Gardner’s references to Gaza as a prison and under siege are similarly inflammatory and out of context. Not a word tells readers why the Jewish state has had to seal off Gaza to protect Israelis — while, nevertheless, continuing to provide food, medical supplies and other materials. Nothing at all is said about the violent Hamas regime firing thousands of rockets into Israel, targeting civilivians and working toward the destruction of the Jewish state. Although Gazans had a fresh opportunity to choose peace when Israel pulled every man, woman and child out of the area, they chose warfare instead. But Gardner ignores these facts too. “Profoundly irredentist” is reserved for the Israeli leader, not Hamas chieftains calling for the demise of another nation.

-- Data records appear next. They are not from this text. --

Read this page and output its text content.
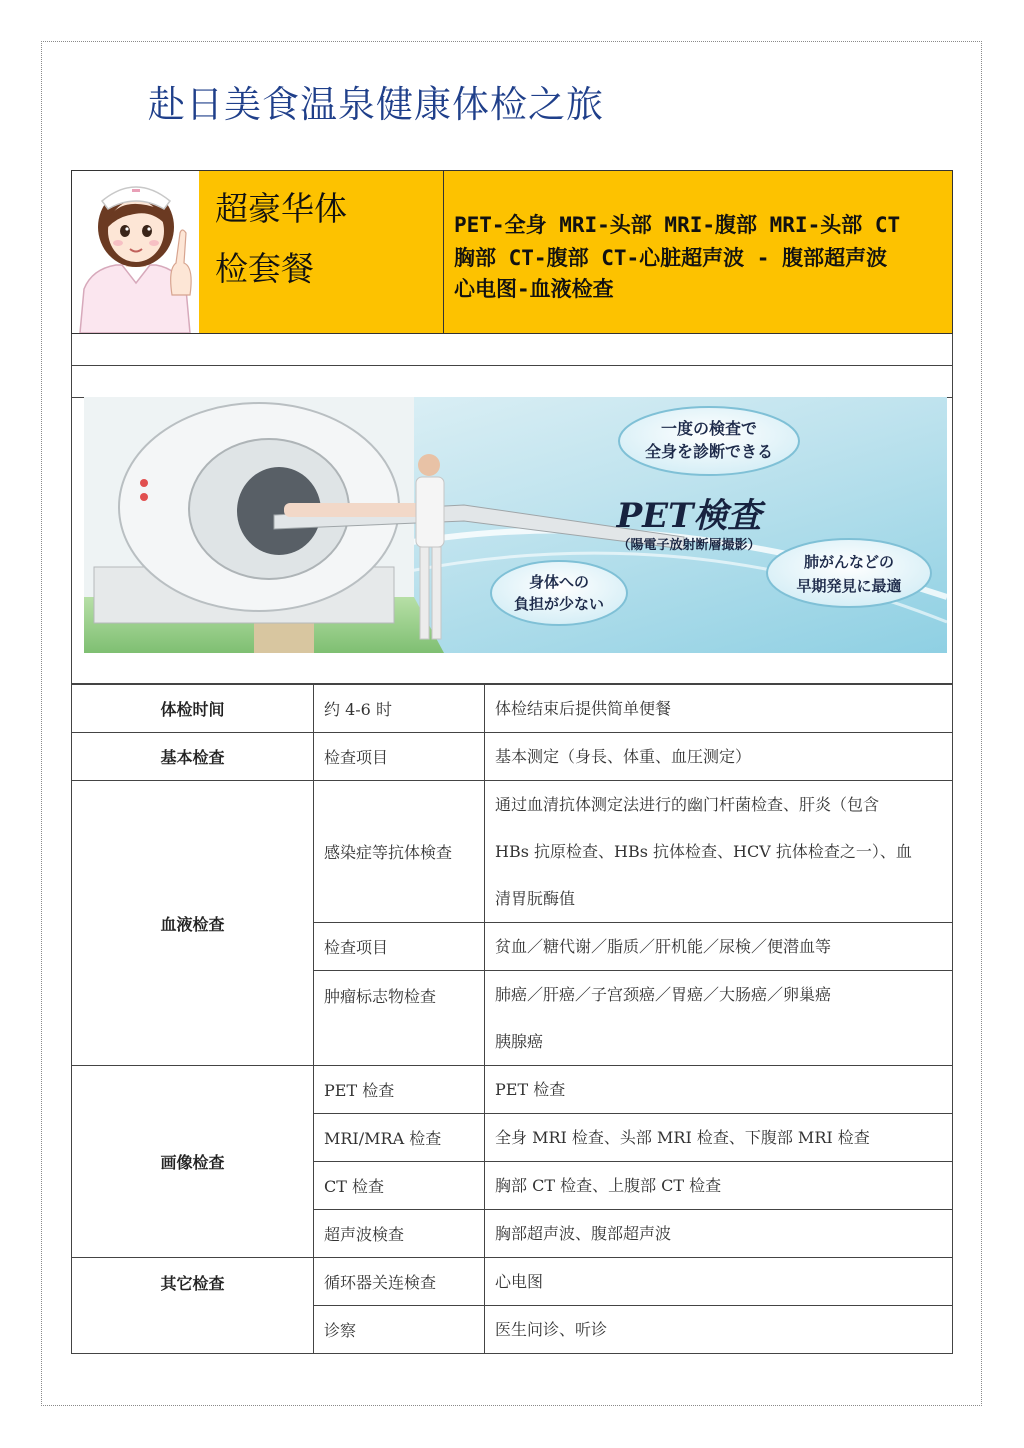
赴日美食温泉健康体检之旅
超豪华体
检套餐
PET-全身 MRI-头部 MRI-腹部 MRI-头部 CT
胸部 CT-腹部 CT-心脏超声波 - 腹部超声波
心电图-血液检查
一度の検査で
全身を診断できる
PET検査
（陽電子放射断層撮影）
身体への
負担が少ない
肺がんなどの
早期発見に最適
体检时间	约 4-6 时	体检结束后提供简单便餐
基本检查	检查项目	基本测定（身長、体重、血圧测定）
血液检查	感染症等抗体検查	通过血清抗体测定法进行的幽门杆菌检查、肝炎（包含
HBs 抗原检查、HBs 抗体检查、HCV 抗体检查之一）、血
清胃朊酶值

	检查项目	贫血／糖代谢／脂质／肝机能／尿検／便潜血等
	肿瘤标志物检查	肺癌／肝癌／子宫颈癌／胃癌／大肠癌／卵巢癌
胰腺癌

画像检查	PET 检查	PET 检查
	MRI/MRA 检查	全身 MRI 检查、头部 MRI 检查、下腹部 MRI 检查
	CT 检查	胸部 CT 检查、上腹部 CT 检查
	超声波検查	胸部超声波、腹部超声波
其它检查	循环器关连検查	心电图
	诊察	医生问诊、听诊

In a revealing reference to Yasir Arafat’s role in the failed Oslo effort, Gardner writes:

Many Israelis will point to the perfidy of the late Yassir Arafat, who wanted to talk peace but keep the option of armed resistance dangerously in play. But what killed Oslo was the occupation.

As though getting a troublesome factual problem out of the way, Gardner concedes the former Palestinian leader was guilty of “perfidy” but he falsifies what actually happened ten years ago. Arafat didn’t just want to “keep the option of armed resistence dangerously in play,” as Gardner puts it. He actively financed and incited terrorism, and praised its perpetrators. This was not just an option; it was a reality, a  savage campaign that resulted in the murder and maiming of thousands of Israelis in cafes, buses and religious festivals — any place Israeli civilians could be targeted.
 
Likewise, “what killed Oslo” could hardly have been “the occupation” since the Israelis proposed to end it at the Camp David/Taba negotiations, while Arafat rejected an end to it and launched the worst terror onslaught in Israel’s history. What killed Oslo was Arafat’s refusal to accept the legitimacy and permanence of Israel and agree to an “end of conflict.”
 
Why Gardner casts even his mildly negative point about Arafat as something Israelis “point to” rather than as an objective fact about the nature of Israel’s adversary is, again, suggestive of the writer’s extreme reluctance to convey the realities about threats to Israel. Nor, similarly, is there in the Financial Times story the slightest indication of the broader genocidal goals of the Palestinians and the wider Arab world as expressed in their mosques, media, schools and political discourse with regard to Israel and the Jewish people.
 
As noted, the Israeli prime minister comes in for especially hostile treatment, with Gardner scorning Netanyahu’s public statements in which he pledged a willingness “to take risks for peace.” The editor claims there is “no evidence for this whatsoever.” But, again, such extreme statements are disconnected from the facts. The 10-month moratorium on building in settlements inaugurated by Netanyahu is undeniable evidence.
 
And so it goes. Gardner’s extreme animus towards the Jewish state trumps the facts. Anyone looking for objective information about the latest Israeli-Palestinian talks should steer clear of his reporting about what he terms the “poisoned process”; Gardner, unfortunately, spreads his own very toxic variety of poison.